Kurdish forcesA senior local official called for a US-led coalition against the extremists to step up air raids on the heavily armed forces attacking Kobane, located on Syria’s border with Turkey.

“On the ground we are able to carry on the fight bravely, but we need the allied forces to help us by striking terrorist bases which have heavy weaponry,” Anwar Muslim, prime minister of the self-declared Kurdish Kobane autonomous canton, told dpa.

“Our fighters as you know have been preparing for the big battle and the street fighting,” he added.

A monitoring group said that at least 19 Kurdish fighters and 29 jihadists were killed in overnight fighting around Kobane, which is also known as Ain al-Arab.

“Last night the Islamic State fighters reached 200 meters from the houses of Kobane from the south-eastern side, but due to the fierce battles they faced by the Kurdish fighters they were forced to retreat further away about 500 meters,” Rami Abdel-Rahman, director of the Britain-based Syrian Observatory for Human Rights, said.

The jihadists had advanced on Kobane from the south-east after capturing the strategic Mishte Nur hill overlooking the town, but were repelled after fierce clashes, Muslim said.

The Observatory reported a loud explosion overnight, but was not able to confirm whether it resulted from an air raid by the US-led coalition against the Islamic State.

Kurdish news site Welati had reported seven coalition air strikes on Islamic State positions around the front line on Saturday night, but the area was not mentioned in US military statement released late Sunday detailing its latest strikes in Syria and Iraq.

The militants surround the enclave on all sides except the Turkish border to the north, leaving its lightly armed defenders from the Kurdish People’s Protection Units (YPG) unable to receive supplies or reinforcements.

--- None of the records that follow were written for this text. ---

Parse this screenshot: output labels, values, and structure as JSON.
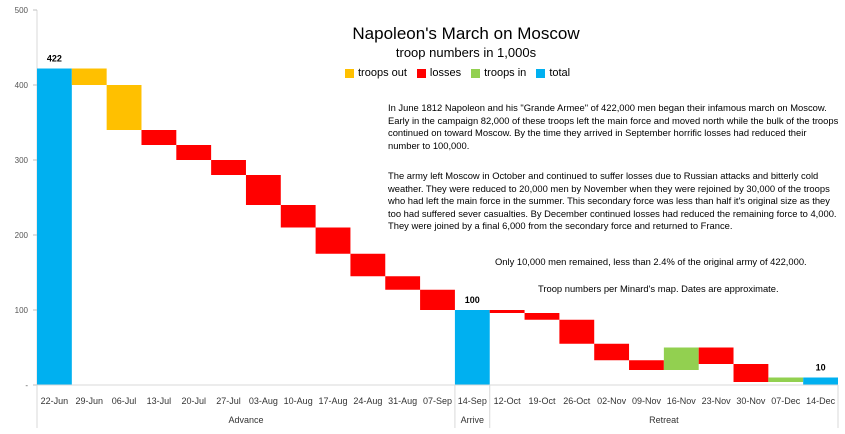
{
  "chart_data": {
    "type": "waterfall",
    "title": "Napoleon's March on Moscow",
    "subtitle": "troop numbers in 1,000s",
    "ylim": [
      0,
      500
    ],
    "yticks": [
      0,
      100,
      200,
      300,
      400,
      500
    ],
    "legend": [
      {
        "name": "troops out",
        "color": "#FFC000"
      },
      {
        "name": "losses",
        "color": "#FF0000"
      },
      {
        "name": "troops in",
        "color": "#92D050"
      },
      {
        "name": "total",
        "color": "#00B0F0"
      }
    ],
    "categories": [
      "22-Jun",
      "29-Jun",
      "06-Jul",
      "13-Jul",
      "20-Jul",
      "27-Jul",
      "03-Aug",
      "10-Aug",
      "17-Aug",
      "24-Aug",
      "31-Aug",
      "07-Sep",
      "14-Sep",
      "12-Oct",
      "19-Oct",
      "26-Oct",
      "02-Nov",
      "09-Nov",
      "16-Nov",
      "23-Nov",
      "30-Nov",
      "07-Dec",
      "14-Dec"
    ],
    "bars": [
      {
        "kind": "total",
        "start": 0,
        "end": 422
      },
      {
        "kind": "troops out",
        "start": 422,
        "end": 400
      },
      {
        "kind": "troops out",
        "start": 400,
        "end": 340
      },
      {
        "kind": "losses",
        "start": 340,
        "end": 320
      },
      {
        "kind": "losses",
        "start": 320,
        "end": 300
      },
      {
        "kind": "losses",
        "start": 300,
        "end": 280
      },
      {
        "kind": "losses",
        "start": 280,
        "end": 240
      },
      {
        "kind": "losses",
        "start": 240,
        "end": 210
      },
      {
        "kind": "losses",
        "start": 210,
        "end": 175
      },
      {
        "kind": "losses",
        "start": 175,
        "end": 145
      },
      {
        "kind": "losses",
        "start": 145,
        "end": 127
      },
      {
        "kind": "losses",
        "start": 127,
        "end": 100
      },
      {
        "kind": "total",
        "start": 0,
        "end": 100
      },
      {
        "kind": "losses",
        "start": 100,
        "end": 96
      },
      {
        "kind": "losses",
        "start": 96,
        "end": 87
      },
      {
        "kind": "losses",
        "start": 87,
        "end": 55
      },
      {
        "kind": "losses",
        "start": 55,
        "end": 33
      },
      {
        "kind": "losses",
        "start": 33,
        "end": 20
      },
      {
        "kind": "troops in",
        "start": 20,
        "end": 50
      },
      {
        "kind": "losses",
        "start": 50,
        "end": 28
      },
      {
        "kind": "losses",
        "start": 28,
        "end": 4
      },
      {
        "kind": "troops in",
        "start": 4,
        "end": 10
      },
      {
        "kind": "total",
        "start": 0,
        "end": 10
      }
    ],
    "data_labels": [
      {
        "index": 0,
        "text": "422"
      },
      {
        "index": 12,
        "text": "100"
      },
      {
        "index": 22,
        "text": "10"
      }
    ],
    "groups": [
      {
        "name": "Advance",
        "from": 0,
        "to": 11
      },
      {
        "name": "Arrive",
        "from": 12,
        "to": 12
      },
      {
        "name": "Retreat",
        "from": 13,
        "to": 22
      }
    ],
    "notes": [
      "In June 1812 Napoleon and his \"Grande Armee\" of 422,000 men began their infamous march on Moscow. Early in the campaign 82,000 of these troops left the main force and moved north while the bulk of the troops continued on toward Moscow. By the time they arrived in September horrific losses had reduced their number to 100,000.",
      "The army left Moscow in October and continued to suffer losses due to Russian attacks and bitterly cold weather. They were reduced to 20,000 men by November when they were rejoined by 30,000 of the troops who had left the main force in the summer. This secondary force was less than half it's original size as they too had suffered sever casualties. By December continued losses had reduced the remaining force to 4,000. They were joined by a final 6,000 from the secondary force and returned to France.",
      "Only 10,000 men remained, less than 2.4% of the original army of 422,000.",
      "Troop numbers per Minard's map. Dates are approximate."
    ]
  }
}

The YPG’s links with the Turkish Kurdish rebel group, the Kurdistan Workers’ Party (PKK), mean they have so far received no help from Turkey, although Turkish premier Ahmet Davutolglu has said his government will do “whatever is needed” to prevent Kobane falling.

Elsewhere, Lebanon’s north-eastern border with Syria was tense on early Monday following heavy clashes overnight between jihadists from the al-Qaeda linked al-Nusra Front and fighters of the Lebanese Shiite movement Hezbollah.

The Shiite movement has been fighting alongside the forces of Syrian President Bashar al-Assad inside Syria.